Puis le vide absolu.
« Pourquoi certains hommes gravissent-ils des montagnes ? Simplement parce que la plupart des autres ne les gravissent pas. »
Message gravé sur un fanion anonyme, planté au sommet de l’Everest
C’est comme un cycle qui reprend. Un cauchemar qui ne trouve aucune porte pour se refermer.
Noir. Froid. Mal de crâne. Et immobilité. On prend les mêmes et on recommence.
J’ouvre, ferme les yeux. C’est pareil, l’obscurité est absolue. J’essaie de bouger, impossible. On dirait qu’un gigantesque boa constrictor me broie la poitrine. Je peine à respirer, gonfle mes poumons dans une grimace, c’est douloureux. Un cliquetis de chaîne accompagne chaque mouvement de ma cage thoracique. Mes bras sont plaqués le long de mes cuisses, mes jambes serrées l’une contre l’autre. Écrasées plutôt, comprimées pour être plus exact. Mon épaule droite me brûle. Je me rappelle la chute, dans le puits. La casserole qui se dirige vers mon visage. La déconnexion.

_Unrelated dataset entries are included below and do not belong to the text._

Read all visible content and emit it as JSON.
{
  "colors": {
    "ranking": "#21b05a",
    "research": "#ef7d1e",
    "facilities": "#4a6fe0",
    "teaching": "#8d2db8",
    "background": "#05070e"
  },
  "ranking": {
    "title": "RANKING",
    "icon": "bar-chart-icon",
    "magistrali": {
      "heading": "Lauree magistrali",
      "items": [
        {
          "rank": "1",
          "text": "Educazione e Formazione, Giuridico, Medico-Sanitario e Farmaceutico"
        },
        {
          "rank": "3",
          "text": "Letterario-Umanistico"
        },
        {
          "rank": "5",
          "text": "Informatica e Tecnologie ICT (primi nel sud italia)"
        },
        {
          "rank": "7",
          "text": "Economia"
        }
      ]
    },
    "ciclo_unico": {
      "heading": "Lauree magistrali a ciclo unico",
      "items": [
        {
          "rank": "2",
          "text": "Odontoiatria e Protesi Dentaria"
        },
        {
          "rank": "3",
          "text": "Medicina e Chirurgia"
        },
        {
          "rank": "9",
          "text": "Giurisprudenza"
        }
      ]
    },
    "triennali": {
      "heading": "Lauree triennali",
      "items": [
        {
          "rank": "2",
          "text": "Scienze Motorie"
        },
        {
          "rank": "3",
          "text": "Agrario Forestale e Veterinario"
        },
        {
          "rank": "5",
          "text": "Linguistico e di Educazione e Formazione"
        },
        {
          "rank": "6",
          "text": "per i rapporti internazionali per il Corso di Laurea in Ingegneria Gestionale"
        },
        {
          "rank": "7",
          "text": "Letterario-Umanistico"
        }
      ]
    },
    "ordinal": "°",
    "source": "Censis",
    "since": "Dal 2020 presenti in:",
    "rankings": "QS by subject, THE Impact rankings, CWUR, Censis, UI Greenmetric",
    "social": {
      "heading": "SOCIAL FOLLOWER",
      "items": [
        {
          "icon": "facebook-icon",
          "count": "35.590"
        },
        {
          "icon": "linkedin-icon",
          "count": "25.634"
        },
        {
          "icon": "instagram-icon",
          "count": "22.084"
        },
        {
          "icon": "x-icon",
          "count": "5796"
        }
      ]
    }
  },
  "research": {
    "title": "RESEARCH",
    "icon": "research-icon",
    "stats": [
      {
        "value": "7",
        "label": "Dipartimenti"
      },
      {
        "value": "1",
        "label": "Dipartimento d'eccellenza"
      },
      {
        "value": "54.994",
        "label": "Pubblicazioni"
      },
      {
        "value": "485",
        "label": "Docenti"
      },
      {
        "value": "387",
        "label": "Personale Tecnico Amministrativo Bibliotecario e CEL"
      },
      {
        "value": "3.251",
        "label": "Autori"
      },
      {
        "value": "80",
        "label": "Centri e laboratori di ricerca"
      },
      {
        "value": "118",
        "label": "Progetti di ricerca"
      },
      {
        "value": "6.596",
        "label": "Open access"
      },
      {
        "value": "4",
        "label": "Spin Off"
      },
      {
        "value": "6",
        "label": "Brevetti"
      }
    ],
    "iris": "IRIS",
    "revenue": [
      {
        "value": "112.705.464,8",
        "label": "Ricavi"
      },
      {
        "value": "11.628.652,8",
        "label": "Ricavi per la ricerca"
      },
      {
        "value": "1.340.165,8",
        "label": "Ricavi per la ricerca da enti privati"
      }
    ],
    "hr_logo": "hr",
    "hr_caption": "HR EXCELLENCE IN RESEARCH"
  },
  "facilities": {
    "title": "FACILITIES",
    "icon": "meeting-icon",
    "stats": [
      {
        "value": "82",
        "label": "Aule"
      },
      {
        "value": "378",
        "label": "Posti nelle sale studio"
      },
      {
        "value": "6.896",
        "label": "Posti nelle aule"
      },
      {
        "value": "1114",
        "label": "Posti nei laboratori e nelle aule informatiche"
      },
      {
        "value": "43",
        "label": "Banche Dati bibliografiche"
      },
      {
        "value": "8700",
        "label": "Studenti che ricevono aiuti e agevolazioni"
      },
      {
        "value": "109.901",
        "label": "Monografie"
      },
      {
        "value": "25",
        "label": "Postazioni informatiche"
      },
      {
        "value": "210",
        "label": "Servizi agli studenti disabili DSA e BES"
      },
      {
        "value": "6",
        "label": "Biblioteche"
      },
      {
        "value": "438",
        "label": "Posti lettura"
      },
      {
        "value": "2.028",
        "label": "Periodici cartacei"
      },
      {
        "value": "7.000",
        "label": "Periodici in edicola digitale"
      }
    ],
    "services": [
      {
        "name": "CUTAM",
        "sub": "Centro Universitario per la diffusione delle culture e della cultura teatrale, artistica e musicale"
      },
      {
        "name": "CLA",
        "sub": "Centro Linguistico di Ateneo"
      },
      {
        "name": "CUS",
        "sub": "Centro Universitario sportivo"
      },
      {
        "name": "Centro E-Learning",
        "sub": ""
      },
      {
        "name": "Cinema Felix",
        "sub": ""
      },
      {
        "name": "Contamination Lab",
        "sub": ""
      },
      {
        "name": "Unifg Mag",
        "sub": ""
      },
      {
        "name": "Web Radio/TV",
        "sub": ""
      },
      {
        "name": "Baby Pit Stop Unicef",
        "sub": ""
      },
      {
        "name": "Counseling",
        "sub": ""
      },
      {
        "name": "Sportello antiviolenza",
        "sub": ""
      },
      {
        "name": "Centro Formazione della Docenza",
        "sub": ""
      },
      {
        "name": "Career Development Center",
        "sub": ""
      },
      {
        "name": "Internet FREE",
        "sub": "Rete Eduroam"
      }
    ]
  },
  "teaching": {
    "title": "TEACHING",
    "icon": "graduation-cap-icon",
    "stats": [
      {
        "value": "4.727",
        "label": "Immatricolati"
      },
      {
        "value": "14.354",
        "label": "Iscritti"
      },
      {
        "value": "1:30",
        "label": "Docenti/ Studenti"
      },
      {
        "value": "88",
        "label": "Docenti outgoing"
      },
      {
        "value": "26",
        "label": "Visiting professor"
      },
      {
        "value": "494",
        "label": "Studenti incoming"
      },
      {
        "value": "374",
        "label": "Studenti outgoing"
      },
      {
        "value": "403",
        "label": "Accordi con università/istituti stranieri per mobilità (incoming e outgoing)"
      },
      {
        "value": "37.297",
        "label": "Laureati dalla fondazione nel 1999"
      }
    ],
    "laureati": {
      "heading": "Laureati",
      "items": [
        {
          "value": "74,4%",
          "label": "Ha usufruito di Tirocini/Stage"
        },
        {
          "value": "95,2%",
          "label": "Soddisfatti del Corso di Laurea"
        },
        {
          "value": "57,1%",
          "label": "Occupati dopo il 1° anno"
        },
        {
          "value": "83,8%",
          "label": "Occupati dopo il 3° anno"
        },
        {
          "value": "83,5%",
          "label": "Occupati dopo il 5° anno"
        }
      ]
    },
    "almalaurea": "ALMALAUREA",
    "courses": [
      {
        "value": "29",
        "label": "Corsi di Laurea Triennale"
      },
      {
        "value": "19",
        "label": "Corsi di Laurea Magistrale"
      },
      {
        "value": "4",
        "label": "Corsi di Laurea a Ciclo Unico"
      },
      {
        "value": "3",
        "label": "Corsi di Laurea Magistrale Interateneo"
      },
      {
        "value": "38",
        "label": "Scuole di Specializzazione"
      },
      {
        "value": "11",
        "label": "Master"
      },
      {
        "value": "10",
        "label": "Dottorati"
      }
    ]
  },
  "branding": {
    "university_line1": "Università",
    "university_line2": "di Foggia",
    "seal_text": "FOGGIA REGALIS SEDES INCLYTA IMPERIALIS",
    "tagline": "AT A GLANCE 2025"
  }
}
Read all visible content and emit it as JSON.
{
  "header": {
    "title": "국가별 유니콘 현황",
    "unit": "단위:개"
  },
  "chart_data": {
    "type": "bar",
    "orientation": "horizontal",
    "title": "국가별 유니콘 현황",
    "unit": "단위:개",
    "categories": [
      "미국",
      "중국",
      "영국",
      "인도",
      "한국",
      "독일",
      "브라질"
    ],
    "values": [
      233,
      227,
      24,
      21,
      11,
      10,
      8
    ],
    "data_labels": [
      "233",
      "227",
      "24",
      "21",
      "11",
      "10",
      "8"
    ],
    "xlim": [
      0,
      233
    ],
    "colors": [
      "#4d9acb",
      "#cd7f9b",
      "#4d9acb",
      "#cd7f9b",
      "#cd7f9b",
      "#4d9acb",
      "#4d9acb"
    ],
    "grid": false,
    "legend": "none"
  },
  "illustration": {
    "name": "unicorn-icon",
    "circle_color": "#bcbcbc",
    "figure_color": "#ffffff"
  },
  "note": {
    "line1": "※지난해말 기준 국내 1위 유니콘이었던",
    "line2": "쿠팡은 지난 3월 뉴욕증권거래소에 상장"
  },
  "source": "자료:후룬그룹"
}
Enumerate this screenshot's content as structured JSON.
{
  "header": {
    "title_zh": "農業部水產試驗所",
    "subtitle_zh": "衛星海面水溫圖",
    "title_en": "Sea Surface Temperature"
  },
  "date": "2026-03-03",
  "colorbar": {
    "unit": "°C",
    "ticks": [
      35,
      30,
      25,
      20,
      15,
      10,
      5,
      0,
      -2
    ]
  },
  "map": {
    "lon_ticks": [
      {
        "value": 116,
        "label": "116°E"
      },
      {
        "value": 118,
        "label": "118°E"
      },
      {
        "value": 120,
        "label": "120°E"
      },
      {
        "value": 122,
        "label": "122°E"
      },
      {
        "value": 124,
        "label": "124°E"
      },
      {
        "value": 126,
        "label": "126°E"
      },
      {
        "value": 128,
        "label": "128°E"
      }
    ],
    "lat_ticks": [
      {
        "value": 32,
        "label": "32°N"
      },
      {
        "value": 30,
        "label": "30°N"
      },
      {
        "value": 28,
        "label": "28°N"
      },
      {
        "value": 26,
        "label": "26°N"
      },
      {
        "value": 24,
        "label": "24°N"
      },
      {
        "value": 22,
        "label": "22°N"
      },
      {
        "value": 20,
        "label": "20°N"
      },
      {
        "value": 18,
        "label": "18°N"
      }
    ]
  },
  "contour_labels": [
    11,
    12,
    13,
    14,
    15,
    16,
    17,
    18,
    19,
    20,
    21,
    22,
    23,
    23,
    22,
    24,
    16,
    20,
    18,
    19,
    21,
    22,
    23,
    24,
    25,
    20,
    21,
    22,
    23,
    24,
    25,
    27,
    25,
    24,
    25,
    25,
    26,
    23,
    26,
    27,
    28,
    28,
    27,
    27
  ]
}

Je tente de me redresser, sans succès. De rouler sur le côté. Je sens alors, tout de suite contre mes épaules, une masse énorme qui empêche toute reptation, à gauche comme à droite. Un cercueil ne ferait pas mieux.
Je crois comprendre. Mon corps est complètement enroulé, momifié dans ma chaîne, et cerné de rochers disposés en muraille. Très vite, une image me revient à l’esprit : celle de ces deux demi-cercles, plaqués contre la paroi, que Michel a fabriqués avec ses pierres.